To list out the tables in database you can do

要列出数据库中的表，您可以执行

$tables = DB::select('SHOW TABLES');
foreach($tables as $table)
{
      echo $table->Tables_in_db_name;
}

You'll have to change the db_name to the name of your database.

您必须将 db_name 更改为数据库的名称。

EDIT : FOR LIKE CASES

编辑：对于类似的情况

foreach ($tables as $table) {
    foreach ($table as $key => $value)
        echo $value;
}

I've been using this:

我一直在用这个：

$tables = DB::connection()->getDoctrineSchemaManager()->listTableNames();

$tables = DB::connection()->getDoctrineSchemaManager()->listTableNames();

It requires doctrine/dbal as a dependency. But some migration features already need DBAL to work.

它需要学说/dbal 作为依赖项。但是一些迁移功能已经需要 DBAL 才能工作。

To get a quick array containing all databases you can use the following piece of code:

要获得包含所有数据库的快速数组，您可以使用以下代码：

// Iterate over the results of SHOW TABLES
// strip off all the objects and keys.
$tables = array_map('reset', \DB::select('SHOW TABLES'));

To me this seems to be the most elegant solution.

对我来说，这似乎是最优雅的解决方案。

For Postgres Users:

对于 Postgres 用户：

SHOW TABLESis not supported so you have to do something a bit more hackey.

SHOW TABLES不支持所以你必须做一些更hackey的事情。

$tables = DB::select("SELECT table_schema,table_name, table_catalog FROM information_schema.tables WHERE table_catalog = 'YOUR TABLE CATALOG HERE' AND table_type = 'BASE TABLE' AND table_schema = 'public' ORDER BY table_name;")

Make sure you fill out table_catalog (which I guess is equatable to database). You may have to tweak your results a bit.

确保填写 table_catalog（我猜它等同于数据库）。您可能需要稍微调整一下结果。

In Laravel you can use:

在 Laravel 中，您可以使用：

$tables = DB::select('SHOW TABLES');

$tables = \DB::select("SHOW TABLES LIKE 'merTrans%'");
foreach ($tables as $table) {
  echo head($table);
}

Because I don't have the reputation to add a comment, yet, I'm posting this as an answer.

因为我没有添加评论的声誉，所以我将其发布为答案。

A recommendation for Bharat's LIKE CASES

对 Bharat 的 LIKE CASES 的建议

foreach ($tables as $table) {
    echo array_shift(array_values($table));
}

if you don't like having a double foreach, but make sure you var_dump $table,

如果你不喜欢双 foreach，但请确保你使用 var_dump $table，

($tables = DB::select('SHOW TABLES');

to see exactly what you are dealing with.

确切地了解您正在处理的内容。

 protected function getNamesTablesDB(){

        $database = Config::get('database.connections.mysql.database');

        $tables = DB::select('SHOW TABLES');

        $combine = "Tables_in_".$database;

        $collection = new \Illuminate\Database\Eloquent\Collection;

        foreach($tables as $table){
            $collection->put($table->$combine, $table->$combine);
        }

        return $collection; //or compact('collection'); //for combo select
    }

Another solution will be, you do not need to use DB name. 'current' will take first column only.

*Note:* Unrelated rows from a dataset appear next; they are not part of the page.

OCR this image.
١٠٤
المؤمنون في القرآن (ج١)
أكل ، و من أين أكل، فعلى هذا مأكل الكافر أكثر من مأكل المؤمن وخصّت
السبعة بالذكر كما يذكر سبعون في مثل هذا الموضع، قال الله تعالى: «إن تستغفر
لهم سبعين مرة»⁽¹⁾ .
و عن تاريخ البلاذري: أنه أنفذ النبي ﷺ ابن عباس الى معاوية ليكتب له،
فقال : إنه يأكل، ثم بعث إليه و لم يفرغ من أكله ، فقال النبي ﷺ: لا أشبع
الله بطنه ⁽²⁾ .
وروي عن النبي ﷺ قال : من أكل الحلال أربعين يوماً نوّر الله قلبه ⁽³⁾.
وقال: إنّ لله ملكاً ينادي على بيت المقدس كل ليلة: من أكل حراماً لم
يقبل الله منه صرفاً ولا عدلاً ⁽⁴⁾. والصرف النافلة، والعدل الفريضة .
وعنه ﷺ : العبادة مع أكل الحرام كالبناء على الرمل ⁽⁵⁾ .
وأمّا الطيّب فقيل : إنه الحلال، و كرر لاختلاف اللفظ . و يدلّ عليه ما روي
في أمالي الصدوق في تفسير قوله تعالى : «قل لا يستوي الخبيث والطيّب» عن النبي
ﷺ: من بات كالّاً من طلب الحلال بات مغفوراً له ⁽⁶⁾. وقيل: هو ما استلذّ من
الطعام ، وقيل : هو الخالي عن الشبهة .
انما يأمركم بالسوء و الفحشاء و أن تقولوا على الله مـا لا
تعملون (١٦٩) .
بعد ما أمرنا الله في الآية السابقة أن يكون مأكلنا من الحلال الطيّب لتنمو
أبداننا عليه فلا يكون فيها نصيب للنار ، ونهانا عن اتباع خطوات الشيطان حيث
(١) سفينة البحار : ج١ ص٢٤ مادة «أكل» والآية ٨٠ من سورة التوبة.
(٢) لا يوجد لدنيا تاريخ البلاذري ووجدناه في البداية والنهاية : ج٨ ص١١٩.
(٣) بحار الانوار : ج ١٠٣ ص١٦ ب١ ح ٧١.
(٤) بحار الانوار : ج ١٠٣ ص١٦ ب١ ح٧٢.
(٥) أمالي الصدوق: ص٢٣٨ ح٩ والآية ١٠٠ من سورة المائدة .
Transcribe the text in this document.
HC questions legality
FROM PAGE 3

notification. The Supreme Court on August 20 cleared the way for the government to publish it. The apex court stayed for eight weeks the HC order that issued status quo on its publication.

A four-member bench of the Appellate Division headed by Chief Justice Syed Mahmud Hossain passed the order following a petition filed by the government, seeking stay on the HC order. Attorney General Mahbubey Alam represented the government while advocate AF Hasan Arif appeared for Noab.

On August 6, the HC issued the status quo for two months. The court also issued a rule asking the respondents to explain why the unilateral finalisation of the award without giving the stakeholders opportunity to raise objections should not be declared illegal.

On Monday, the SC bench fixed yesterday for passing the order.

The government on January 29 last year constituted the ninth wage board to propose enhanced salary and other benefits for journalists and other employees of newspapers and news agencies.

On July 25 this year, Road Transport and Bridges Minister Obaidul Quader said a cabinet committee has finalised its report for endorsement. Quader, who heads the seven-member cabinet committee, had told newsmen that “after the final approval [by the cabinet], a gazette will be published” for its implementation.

另一种解决方案是，您不需要使用数据库名称。'current' 将只取第一列。

function getTables()
{
    $tables = DB::select('SHOW TABLES');

    $tables = array_map('current',$tables);

    return $tables;
}

In case you need to apply some migration changes to all tables.

如果您需要对所有表应用一些迁移更改。

In Laravel 6 Schema::getAllTables()became a public method, so you can do something like this:

在 Laravel 6 中Schema::getAllTables()成为了一个公共方法，所以你可以这样做：

$tables = array_filter(
    Schema::getAllTables(),
    static function ($table) {
        return preg_match('/some_(\d+)_table/', $table->{'Tables_in_' . env('DB_DATABASE')});
    }
);

foreach ($tables as $table ) {
    Schema::table(
        $table->{'Tables_in_' . env('DB_DATABASE')},
        static function (Blueprint $table) {
            $table->removeColumn('request_id');
        }
    );
}

That's relevant when you need to do (in my case above - remove a column) something with tables that have this naming structure: some_1_table, some_2_table, some_3_table, etc. So basically instead of DB::select('SHOW TABLES');you can now use Schema::getAllTables().

这是相关的，当你需要做的（在我的情况之上-删除列）用的东西有此命名结构表：some_1_table，some_2_table，some_3_table等所以基本上，而不是DB::select('SHOW TABLES');你现在可以使用Schema::getAllTables()。